"Yah, benar ya jangan bohong lagi."
"Setelah ayah selesai dari rumah sakit, ayah akan segera pulang."
Suaranya seraya memohon terdengar di ujung telpon gagang telpon yang di jawab lelaki berwajah tampan, siang itu masih mengenakan seragam putih, seragam kebanggannya sebagai seorang dokter. Stetoskop masih menggantung di lehernya saat ia kembali terduduk setelah meletakan gagang telpon.
"Barusan anak dokter yang menelpon?"
"Iya bu, anak saya."
"Pasti anak dokter sudah terlalu sabar menunggu kapan dokter pulang. Dokter, sebisa mungkin luangkan banyak waktu untuk anak. Jangan karena kesibukan dokter dapat mengusir rasa cinta dokter dari kerinduan anak-anak. Nantinya hanya ada rasa kecewa dalam diri anak-anak pada dokter."

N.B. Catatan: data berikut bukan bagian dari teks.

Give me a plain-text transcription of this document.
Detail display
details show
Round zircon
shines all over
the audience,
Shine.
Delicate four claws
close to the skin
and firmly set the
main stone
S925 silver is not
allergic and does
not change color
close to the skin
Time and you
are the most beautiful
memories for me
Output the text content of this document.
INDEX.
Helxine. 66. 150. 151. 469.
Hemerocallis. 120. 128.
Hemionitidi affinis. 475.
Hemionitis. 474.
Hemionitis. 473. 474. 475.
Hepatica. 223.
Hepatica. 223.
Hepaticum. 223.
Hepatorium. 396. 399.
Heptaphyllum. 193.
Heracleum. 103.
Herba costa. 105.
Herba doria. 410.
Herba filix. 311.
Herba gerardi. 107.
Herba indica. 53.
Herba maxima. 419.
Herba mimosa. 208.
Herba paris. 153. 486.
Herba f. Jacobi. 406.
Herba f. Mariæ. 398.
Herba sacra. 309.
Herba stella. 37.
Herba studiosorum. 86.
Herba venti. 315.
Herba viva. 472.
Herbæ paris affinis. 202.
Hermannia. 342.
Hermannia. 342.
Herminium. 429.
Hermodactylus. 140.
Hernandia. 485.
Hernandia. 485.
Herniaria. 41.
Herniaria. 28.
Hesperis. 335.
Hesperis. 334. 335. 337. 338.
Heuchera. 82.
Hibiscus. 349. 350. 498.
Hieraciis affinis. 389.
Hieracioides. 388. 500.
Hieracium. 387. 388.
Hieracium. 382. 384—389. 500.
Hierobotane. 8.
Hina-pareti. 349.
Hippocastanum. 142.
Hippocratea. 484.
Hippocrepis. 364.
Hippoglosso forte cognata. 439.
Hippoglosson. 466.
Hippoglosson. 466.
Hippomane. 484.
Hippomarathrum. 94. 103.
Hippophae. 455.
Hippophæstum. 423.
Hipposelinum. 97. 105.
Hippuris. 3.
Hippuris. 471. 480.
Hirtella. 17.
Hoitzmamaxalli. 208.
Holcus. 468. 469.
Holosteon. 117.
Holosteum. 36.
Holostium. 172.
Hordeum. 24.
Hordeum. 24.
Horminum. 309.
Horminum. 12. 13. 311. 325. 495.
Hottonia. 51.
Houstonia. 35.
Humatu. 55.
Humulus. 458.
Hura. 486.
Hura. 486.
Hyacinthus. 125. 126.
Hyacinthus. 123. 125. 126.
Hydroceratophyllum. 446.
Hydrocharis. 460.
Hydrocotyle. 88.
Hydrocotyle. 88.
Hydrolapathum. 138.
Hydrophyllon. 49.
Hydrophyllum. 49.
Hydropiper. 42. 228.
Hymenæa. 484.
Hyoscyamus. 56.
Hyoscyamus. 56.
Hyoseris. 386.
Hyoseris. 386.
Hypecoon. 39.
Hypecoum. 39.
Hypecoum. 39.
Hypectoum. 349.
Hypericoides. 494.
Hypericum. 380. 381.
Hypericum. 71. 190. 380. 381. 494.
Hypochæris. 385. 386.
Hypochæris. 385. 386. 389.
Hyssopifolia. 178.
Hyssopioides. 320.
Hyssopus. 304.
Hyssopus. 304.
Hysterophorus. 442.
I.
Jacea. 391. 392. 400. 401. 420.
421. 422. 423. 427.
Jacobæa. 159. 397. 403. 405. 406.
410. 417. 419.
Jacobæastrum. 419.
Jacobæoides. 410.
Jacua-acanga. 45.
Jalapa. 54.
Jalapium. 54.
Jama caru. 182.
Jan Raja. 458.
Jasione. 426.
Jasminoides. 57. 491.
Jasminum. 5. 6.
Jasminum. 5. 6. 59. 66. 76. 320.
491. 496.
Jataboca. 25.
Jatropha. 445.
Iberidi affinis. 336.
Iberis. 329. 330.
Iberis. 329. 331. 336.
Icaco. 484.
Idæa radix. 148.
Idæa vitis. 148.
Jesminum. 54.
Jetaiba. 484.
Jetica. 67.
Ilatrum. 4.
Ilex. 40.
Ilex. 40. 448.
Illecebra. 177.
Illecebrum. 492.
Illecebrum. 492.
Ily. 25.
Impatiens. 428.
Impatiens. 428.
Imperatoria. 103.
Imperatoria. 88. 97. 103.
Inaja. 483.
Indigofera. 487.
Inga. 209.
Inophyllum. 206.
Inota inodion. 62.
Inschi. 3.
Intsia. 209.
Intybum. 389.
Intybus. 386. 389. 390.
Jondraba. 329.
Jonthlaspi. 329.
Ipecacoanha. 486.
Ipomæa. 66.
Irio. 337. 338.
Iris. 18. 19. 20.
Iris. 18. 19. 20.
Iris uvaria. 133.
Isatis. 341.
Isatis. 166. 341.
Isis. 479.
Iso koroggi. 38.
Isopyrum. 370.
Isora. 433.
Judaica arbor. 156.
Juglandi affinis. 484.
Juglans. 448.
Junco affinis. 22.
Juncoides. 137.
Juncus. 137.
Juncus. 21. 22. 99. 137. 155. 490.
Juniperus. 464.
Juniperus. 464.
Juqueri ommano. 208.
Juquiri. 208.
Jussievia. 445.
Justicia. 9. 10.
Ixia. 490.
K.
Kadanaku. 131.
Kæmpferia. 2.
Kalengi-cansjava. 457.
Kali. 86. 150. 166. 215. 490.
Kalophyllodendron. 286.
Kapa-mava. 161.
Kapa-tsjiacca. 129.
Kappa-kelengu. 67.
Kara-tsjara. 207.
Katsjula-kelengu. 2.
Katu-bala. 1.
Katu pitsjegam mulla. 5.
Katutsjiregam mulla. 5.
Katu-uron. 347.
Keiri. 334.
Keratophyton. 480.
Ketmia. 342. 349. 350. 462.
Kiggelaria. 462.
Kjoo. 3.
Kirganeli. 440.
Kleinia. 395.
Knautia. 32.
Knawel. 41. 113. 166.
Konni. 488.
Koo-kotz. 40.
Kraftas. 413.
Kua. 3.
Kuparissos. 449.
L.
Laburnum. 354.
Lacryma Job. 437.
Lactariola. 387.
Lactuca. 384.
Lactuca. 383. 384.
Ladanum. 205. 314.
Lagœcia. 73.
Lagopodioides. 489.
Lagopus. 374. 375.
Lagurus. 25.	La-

Ujung pulpen baru saja menggurat diatas lembaran putih selembar resep yang sejenak menuggu guratan resep tangan seorang dokter. Dokter berwajah tampan itu, hanya menatap wajah menua wanita, siang itu adalah pasiennya tersenyum menatap sendu sembari membaca nametag rajutan nama yang berada di sebelah kanan seragam putih. Dr. Daus Saumana.
Mungkin saja benak seorang dokter siang itu terkulik dengan ucapan pendek pasiennya yang berselimut pesan sampai mengetuk relung kecilnya. Ujung pulpen kini mulai menggurat lembaran selembaran putih yang sudah tergurat resep.
"Ini resep obatnya," lembaran resep itu sudah di berikan pada wanita tua, pasiennya sembari tersenyum ia bergegas beranjak bangun.
"Dok, maaf kata-kata saya tadi. Saya tidak bermaksud untuk membagi perasan hati dokter menjadi dua bagian. Dimana satu bagian hati dokter untuk pasien, dimana satu bagian lagi untuk anak-anak dokter. Jadikan dua bagian hati dokter menjadi satu untuk pasien dan anak-anak. Tapi dokter, lebih harus mengutamakan anak-anak."
Sesaat wanita tua itu tersenyum menatap sendu wajah tampan berkumis tipis, rasanya apa yang di katakan wnaita itu sesungguhnya adalah benar. Jika selama ini ia sudah membagi dua perasaan hatinya untuk pasien dan anak-anaknya. Mungkin saja pesan wanita tua itu benar adanya, jika selama ini ia sudah membagi membelah dua perasaannya namun tidak mengutamakan anak-anaknya.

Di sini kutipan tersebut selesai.